The trap: matching trace alone does not prove similarity — both invariants (and really, the eigenvalues) must agree. Trace and determinant are necessary filters, cheap and ruthless. Failing either is an instant disqualification; passing both is encouraging but not yet proof.

☠ KNOWN HAZARDS

  • Getting PP vs P1P^{-1} backwards. This is the cardinal sin of change-of-basis. PP has the new basis vectors as columns and converts B\mathcal{B}-coordinates to standard. Going from standard to B\mathcal{B} needs P1P^{-1}. When unsure, test on b1b_1: in B\mathcal{B}-coordinates it's (10)\begin{pmatrix}1\\0\end{pmatrix}, and P(10)=b1P\begin{pmatrix}1\\0\end{pmatrix} = b_1 in standard. Sanity restored.

  • Writing PAP1PAP^{-1} instead of P1APP^{-1}AP. I have seen this mistake so many damn times.
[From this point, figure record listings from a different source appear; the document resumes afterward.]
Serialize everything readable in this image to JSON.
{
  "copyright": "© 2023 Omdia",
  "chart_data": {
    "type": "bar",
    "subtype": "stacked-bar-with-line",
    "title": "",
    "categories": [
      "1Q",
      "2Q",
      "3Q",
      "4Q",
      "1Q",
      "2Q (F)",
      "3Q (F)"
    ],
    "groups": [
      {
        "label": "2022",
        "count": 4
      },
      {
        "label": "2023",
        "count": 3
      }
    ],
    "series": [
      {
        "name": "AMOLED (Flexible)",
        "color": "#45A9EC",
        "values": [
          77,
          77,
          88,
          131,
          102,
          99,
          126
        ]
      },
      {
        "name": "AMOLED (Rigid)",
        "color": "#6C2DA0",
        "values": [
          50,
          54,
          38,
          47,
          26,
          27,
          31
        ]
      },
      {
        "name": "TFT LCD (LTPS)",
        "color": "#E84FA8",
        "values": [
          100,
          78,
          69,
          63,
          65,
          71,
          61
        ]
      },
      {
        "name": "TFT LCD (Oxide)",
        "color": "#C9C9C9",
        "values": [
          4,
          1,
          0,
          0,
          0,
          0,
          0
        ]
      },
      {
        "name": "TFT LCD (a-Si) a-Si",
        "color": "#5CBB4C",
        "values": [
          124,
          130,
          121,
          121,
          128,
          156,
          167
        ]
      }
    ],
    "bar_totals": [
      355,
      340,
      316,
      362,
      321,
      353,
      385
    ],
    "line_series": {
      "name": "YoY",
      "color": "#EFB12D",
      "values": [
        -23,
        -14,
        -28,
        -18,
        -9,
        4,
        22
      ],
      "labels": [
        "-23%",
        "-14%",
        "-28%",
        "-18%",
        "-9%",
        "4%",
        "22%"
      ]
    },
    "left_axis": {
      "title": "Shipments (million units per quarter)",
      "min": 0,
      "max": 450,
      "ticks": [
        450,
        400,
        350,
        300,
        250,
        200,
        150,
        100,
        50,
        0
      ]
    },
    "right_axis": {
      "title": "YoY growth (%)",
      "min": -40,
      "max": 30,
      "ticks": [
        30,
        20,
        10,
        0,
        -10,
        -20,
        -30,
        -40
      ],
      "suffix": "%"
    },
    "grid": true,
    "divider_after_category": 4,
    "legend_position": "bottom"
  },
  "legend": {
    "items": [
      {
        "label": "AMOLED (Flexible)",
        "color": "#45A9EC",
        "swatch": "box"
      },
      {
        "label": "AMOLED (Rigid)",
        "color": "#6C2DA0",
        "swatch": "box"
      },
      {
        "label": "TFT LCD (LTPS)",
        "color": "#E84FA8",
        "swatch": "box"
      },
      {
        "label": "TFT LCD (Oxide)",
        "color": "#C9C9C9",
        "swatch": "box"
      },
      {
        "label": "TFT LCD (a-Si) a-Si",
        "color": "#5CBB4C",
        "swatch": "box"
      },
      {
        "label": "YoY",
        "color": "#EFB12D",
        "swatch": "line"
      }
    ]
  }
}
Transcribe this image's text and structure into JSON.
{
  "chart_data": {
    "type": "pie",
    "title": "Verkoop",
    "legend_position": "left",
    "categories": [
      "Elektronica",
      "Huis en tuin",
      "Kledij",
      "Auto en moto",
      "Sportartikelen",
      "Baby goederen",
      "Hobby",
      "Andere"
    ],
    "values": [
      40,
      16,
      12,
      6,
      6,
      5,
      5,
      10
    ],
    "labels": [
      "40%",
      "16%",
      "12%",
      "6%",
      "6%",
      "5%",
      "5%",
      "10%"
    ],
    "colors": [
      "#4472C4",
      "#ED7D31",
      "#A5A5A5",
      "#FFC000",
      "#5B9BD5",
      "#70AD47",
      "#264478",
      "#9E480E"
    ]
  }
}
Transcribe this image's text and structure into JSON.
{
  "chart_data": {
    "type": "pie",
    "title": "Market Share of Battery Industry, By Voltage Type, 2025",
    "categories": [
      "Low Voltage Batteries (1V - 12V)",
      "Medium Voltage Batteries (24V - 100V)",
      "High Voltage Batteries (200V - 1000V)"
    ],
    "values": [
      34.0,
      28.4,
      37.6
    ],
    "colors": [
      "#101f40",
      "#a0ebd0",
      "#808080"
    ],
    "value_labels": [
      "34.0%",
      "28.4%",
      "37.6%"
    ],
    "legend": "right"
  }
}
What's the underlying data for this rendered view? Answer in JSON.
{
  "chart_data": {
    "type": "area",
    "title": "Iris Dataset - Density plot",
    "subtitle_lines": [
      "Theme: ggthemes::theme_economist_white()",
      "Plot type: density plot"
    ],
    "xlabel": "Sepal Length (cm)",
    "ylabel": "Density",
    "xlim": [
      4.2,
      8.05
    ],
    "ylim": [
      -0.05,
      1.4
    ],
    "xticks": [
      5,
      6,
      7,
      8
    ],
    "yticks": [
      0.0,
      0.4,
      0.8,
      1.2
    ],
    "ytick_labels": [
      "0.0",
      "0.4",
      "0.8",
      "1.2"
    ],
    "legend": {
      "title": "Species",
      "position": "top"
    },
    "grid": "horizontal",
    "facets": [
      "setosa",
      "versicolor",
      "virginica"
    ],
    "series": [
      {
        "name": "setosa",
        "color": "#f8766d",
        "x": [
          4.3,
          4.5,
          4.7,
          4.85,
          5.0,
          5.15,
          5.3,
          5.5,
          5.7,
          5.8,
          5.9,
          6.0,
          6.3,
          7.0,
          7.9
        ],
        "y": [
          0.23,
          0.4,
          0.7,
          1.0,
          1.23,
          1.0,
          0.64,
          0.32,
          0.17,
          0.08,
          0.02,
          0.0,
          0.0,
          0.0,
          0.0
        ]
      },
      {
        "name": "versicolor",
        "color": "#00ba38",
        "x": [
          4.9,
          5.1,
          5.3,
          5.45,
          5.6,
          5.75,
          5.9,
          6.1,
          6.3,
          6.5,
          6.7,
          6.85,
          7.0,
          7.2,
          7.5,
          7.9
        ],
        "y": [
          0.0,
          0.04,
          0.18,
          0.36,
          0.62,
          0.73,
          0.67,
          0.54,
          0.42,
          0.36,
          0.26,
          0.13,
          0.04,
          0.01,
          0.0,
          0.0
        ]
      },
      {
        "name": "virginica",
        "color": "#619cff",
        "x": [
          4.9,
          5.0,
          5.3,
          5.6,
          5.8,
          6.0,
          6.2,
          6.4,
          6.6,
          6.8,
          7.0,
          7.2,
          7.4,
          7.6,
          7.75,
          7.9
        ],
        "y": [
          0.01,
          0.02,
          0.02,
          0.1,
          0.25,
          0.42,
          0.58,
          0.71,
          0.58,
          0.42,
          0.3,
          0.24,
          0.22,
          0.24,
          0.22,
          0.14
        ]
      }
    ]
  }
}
Follow the pipeline: the input is in B\mathcal{B}-coordinates, so it must be translated to standard first — multiply by PP on the right. The misordered PAP1PAP^{-1} is the matrix in standard coordinates of a different setup. Read the sentence, don't guess.

  • Thinking similar means "looks similar". Similarity is a precise relation, B=P1APB = P^{-1}AP. The matrices can look wildly different entry-by-entry yet be similar (same map), or look alike yet not be similar. Trust the determinant/trace/eigenvalue invariants, not your eyeballs.

  • Forgetting PP must be invertible. It always is here, because a basis is linearly independent, so its column matrix has rank nn — but if you ever stack vectors that aren't a basis, P1P^{-1} doesn't exist and the whole machine jams.

TL;DR

  • Coordinates are addresses relative to a basis; the vector itself never moves when you change basis.

  • Change-of-basis matrix PP = new basis vectors as columns. [v]std=P[v]B[v]_{\text{std}} = P[v]_{\mathcal{B}} (B\mathcal{B} to standard); [v]B=P1[v]std[v]_{\mathcal{B}} = P^{-1}[v]_{\text{std}} (standard to B\mathcal{B}).

  • A map with standard matrix AA has matrix B=P1APB = P^{-1}AP in the new basis: translate in (PP), act (AA), translate out (P1P^{-1}).

  • Similar matrices (B=P1APB = P^{-1}AP) are the same map in different bases; they share determinant, rank, trace, and (soon) eigenvalues.

  • The endgame: choose the basis that makes the matrix diagonal. That requires eigenvectors — next lesson.